Editor's note: 2018 marks 40 years of China's reform and opening-up, during which the country has witnessed a giant leap in education. Wang Yan, a senior specialist at the National Institute of Educational Sciences, assesses the phenomenal progress in a five-part series. Below is the third part. The article reflects the author's opinion, and not necessarily the views of CGTN.

China has redesigned its education system since the reform and opening-up in the late 1970s. With four decades of efforts, great achievements have been made in terms of access to education and quality.

Developmental goals in quantitative terms have largely been achieved, including expanded access to pre-primary education, primary education and secondary education, as well as higher education.

From 1981 to 2016, universal access to primary and lower secondary education was achieved. The gross enrollment rate in pre-primary education increased from 12.62 percent to 77.4 percent, in upper secondary education from 39.56 percent to 87.5 percent, and higher education from 1.6 percent to 42.7 percent, all surpassing the average of medium and high income countries.

On the quality side, China became one of the top performers in international student assessment. Chinese universities began to earn more prominent places in world university ranking tables.

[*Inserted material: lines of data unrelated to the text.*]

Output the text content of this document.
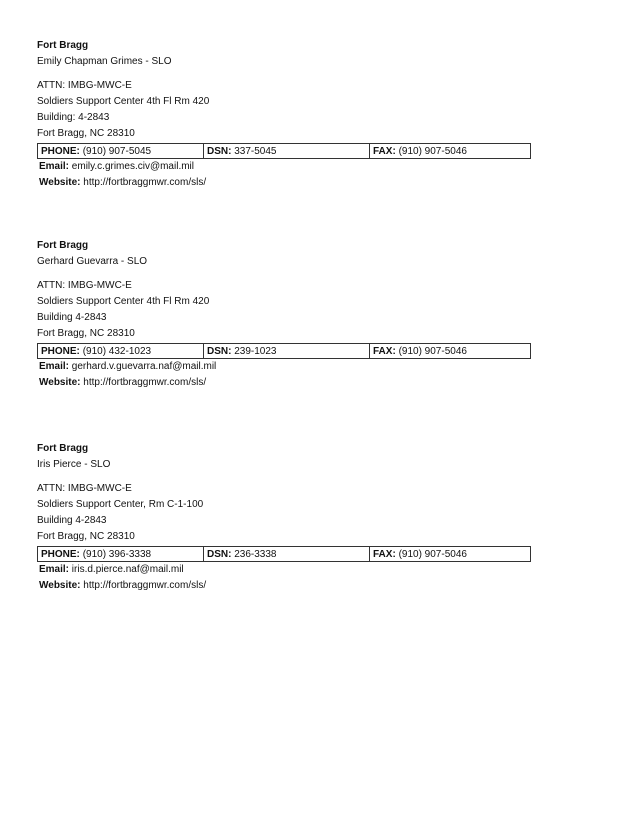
Fort Bragg
Emily Chapman Grimes - SLO
ATTN: IMBG-MWC-E
Soldiers Support Center 4th Fl Rm 420
Building: 4-2843
Fort Bragg, NC 28310
PHONE: (910) 907-5045	DSN: 337-5045	FAX: (910) 907-5046
Email: emily.c.grimes.civ@mail.mil
Website: http://fortbraggmwr.com/sls/
Fort Bragg
Gerhard Guevarra - SLO
ATTN: IMBG-MWC-E
Soldiers Support Center 4th Fl Rm 420
Building 4-2843
Fort Bragg, NC 28310
PHONE: (910) 432-1023	DSN: 239-1023	FAX: (910) 907-5046
Email: gerhard.v.guevarra.naf@mail.mil
Website: http://fortbraggmwr.com/sls/
Fort Bragg
Iris Pierce - SLO
ATTN: IMBG-MWC-E
Soldiers Support Center, Rm C-1-100
Building 4-2843
Fort Bragg, NC 28310
PHONE: (910) 396-3338	DSN: 236-3338	FAX: (910) 907-5046
Email: iris.d.pierce.naf@mail.mil
Website: http://fortbraggmwr.com/sls/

In 40 years, China has achieved what would have taken other countries 100 years. However, like many countries in the world, it is a formidable challenge to balance between efficiency and equity.

Building on the Chinese culture of valuing education, the government has tried various stakeholders to join the forces of education development. New strategies and approaches have been experimented to leverage resources to meet rising demand for education.

In the early 1980s, in the process of universalizing nine-year compulsory education, school finances were decentralized to local government, in particular, by allowing schools to charge tuition and miscellaneous fees to fill the funding gap. This accelerated the expansion of access to nine-year basic education, but enlarged the resource gap among various regions, areas and even schools.

In the early 21st century, when the country's financial reserves became much stronger, the central government committed to funding compulsory education with public budgets.

Primary and lower secondary education is provided to all school-aged children with no tuition or fees. Moreover, they're also provided with free textbooks, and subsidies to disadvantaged students through centrally earmarked funds.

Likewise, mass higher education went parallel with the development of a cost-sharing and student support system, consisting of scholarships, loans, work-study programs, means-tested grants, and tuition exemptions that assisted many disadvantaged students to enter into universities.

Furthermore, the government recently developed special schemes at the national, local and institutional (college) level to admit students from rural and poverty-stricken areas into universities and colleges.

To narrow rural-urban, inter-regional and inter-school gap, the central government has allocated earmarked funds for rural areas, central and western regions as well as less-privileged schools.  

The fiscal education expenditure increased from 13.49 billion yuan in 1980 to 3.14 trillion yuan in 2016, and public expenditure on educational institutions as a percentage of GDP has increased from 2.94 percent in 1980 to 4.22 percent in 2016.

These interventions work together with other reforms to achieve the goal of equity, such as prioritizing the Gaokao and university admissions schemes for disadvantaged areas and disadvantaged students.

In addition to supporting hard-to-reach or disadvantaged students with more financial support and increasing the quota of university admission for students in remote and poverty-stricken areas, more efforts will be made to facilitate mobility of teachers and principals among different types of schools as well as sharing resources among different areas and schools by means of information technology.

It is not easy to fulfill the aim of educational equality. In particular, it takes time to address the inequalities both within provinces and across provinces and to balance between unity and diversity.

In spite of many challenges ahead, more progress will be made with an innovative approach that will continue to emerge in the education system, similar to other sectors.